The checkpoint system stores full file snapshots rather than git-style deltas, so disk usage explodes during long sessions with frequent rollbacks. A day-long coding session making 50 checkpoints across a Next.js project with node_modules can easily consume gigabytes. There's no automatic garbage collection, so you're manually clearing old checkpoints or filling your disk.

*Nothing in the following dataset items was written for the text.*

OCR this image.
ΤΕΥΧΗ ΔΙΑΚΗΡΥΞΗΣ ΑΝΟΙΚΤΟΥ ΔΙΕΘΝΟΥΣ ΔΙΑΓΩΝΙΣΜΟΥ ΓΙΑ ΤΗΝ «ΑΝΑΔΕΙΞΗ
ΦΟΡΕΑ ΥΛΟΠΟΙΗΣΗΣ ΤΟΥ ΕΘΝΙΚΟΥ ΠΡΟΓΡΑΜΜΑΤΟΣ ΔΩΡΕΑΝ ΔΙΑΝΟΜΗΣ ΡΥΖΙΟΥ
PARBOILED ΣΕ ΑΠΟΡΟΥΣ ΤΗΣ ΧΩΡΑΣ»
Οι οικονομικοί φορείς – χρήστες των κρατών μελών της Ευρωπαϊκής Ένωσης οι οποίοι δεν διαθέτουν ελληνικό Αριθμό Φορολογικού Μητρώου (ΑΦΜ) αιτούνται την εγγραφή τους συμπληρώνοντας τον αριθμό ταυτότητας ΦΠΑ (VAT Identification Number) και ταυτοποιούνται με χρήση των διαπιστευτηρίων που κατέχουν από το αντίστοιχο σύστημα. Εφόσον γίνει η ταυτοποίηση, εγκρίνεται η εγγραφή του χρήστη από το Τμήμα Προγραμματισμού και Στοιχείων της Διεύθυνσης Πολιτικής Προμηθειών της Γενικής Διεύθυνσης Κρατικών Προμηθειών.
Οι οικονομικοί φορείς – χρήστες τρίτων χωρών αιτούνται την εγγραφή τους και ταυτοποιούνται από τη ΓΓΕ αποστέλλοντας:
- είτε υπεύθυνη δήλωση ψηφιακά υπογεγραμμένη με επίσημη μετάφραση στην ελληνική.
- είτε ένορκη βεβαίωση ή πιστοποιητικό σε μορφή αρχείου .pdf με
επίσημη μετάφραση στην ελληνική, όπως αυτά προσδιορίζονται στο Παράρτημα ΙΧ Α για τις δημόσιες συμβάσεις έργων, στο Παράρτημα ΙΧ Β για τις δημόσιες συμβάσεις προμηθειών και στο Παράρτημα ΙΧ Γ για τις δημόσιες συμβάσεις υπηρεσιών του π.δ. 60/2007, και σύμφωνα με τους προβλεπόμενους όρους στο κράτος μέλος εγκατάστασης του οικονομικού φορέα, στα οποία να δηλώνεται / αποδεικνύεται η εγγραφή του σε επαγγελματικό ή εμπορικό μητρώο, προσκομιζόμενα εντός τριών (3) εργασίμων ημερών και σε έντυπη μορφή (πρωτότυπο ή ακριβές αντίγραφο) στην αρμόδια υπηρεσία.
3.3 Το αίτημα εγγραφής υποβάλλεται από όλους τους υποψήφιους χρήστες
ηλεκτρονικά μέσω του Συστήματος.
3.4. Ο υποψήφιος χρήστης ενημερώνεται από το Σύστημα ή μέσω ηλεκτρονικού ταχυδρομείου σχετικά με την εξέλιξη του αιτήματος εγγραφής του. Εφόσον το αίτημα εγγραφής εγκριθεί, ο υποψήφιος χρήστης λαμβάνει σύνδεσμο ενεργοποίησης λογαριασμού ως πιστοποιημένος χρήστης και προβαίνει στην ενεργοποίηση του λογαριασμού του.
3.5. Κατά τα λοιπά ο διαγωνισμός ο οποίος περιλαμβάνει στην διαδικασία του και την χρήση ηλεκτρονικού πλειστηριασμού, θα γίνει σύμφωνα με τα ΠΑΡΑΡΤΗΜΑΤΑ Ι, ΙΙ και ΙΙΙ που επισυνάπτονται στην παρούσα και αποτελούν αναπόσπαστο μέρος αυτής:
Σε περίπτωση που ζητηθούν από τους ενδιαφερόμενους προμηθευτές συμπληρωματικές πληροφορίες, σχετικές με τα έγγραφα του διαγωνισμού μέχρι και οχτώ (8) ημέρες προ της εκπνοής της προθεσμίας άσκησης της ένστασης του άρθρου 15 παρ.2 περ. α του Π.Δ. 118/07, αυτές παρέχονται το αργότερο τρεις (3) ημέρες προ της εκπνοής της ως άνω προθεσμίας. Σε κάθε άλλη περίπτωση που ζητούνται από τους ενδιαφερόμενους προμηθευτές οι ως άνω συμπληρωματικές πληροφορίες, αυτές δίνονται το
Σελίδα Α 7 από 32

Shell command execution has no sandboxing. Even in normal mode with approval required, the safety depends entirely on human review catching malicious commands. LLMs occasionally hallucinate destructive operations—running npm install with wrong flags, executing database migrations against production, whatever. Nanocoder shows you the command and waits for confirmation, but if you're in flow state and not reading carefully, you'll approve something dangerous. Docker-based sandboxing or shell command allowlists would mitigate this, but they're not implemented.
Verdict
Use if: You're running Ollama locally and want coding assistance without sending code to third-party APIs, work under data residency requirements that prohibit cloud-based AI tools, need genuine model flexibility without vendor lock-in, or you're a security researcher doing air-gapped work where nothing touches the internet. The daemon mode and checkpoint system are legitimately useful for multi-session coding tasks, and the community governance means privacy-hostile features won't creep in over time. Skip if: You need production-grade code intelligence for large codebases—the lack of AST parsing and semantic search makes it inefficient compared to Aider with tree-sitter integration. Also skip if you want polished IDE integration; Continue's VSCode extension delivers better UX for developers who don't live in the terminal. Finally, skip if you're non-technical or need support guarantees—the collective governance model means no customer service, just Discord and pull requests. This is a tool built by engineers who trust you to understand the trade-offs, not one that holds your hand.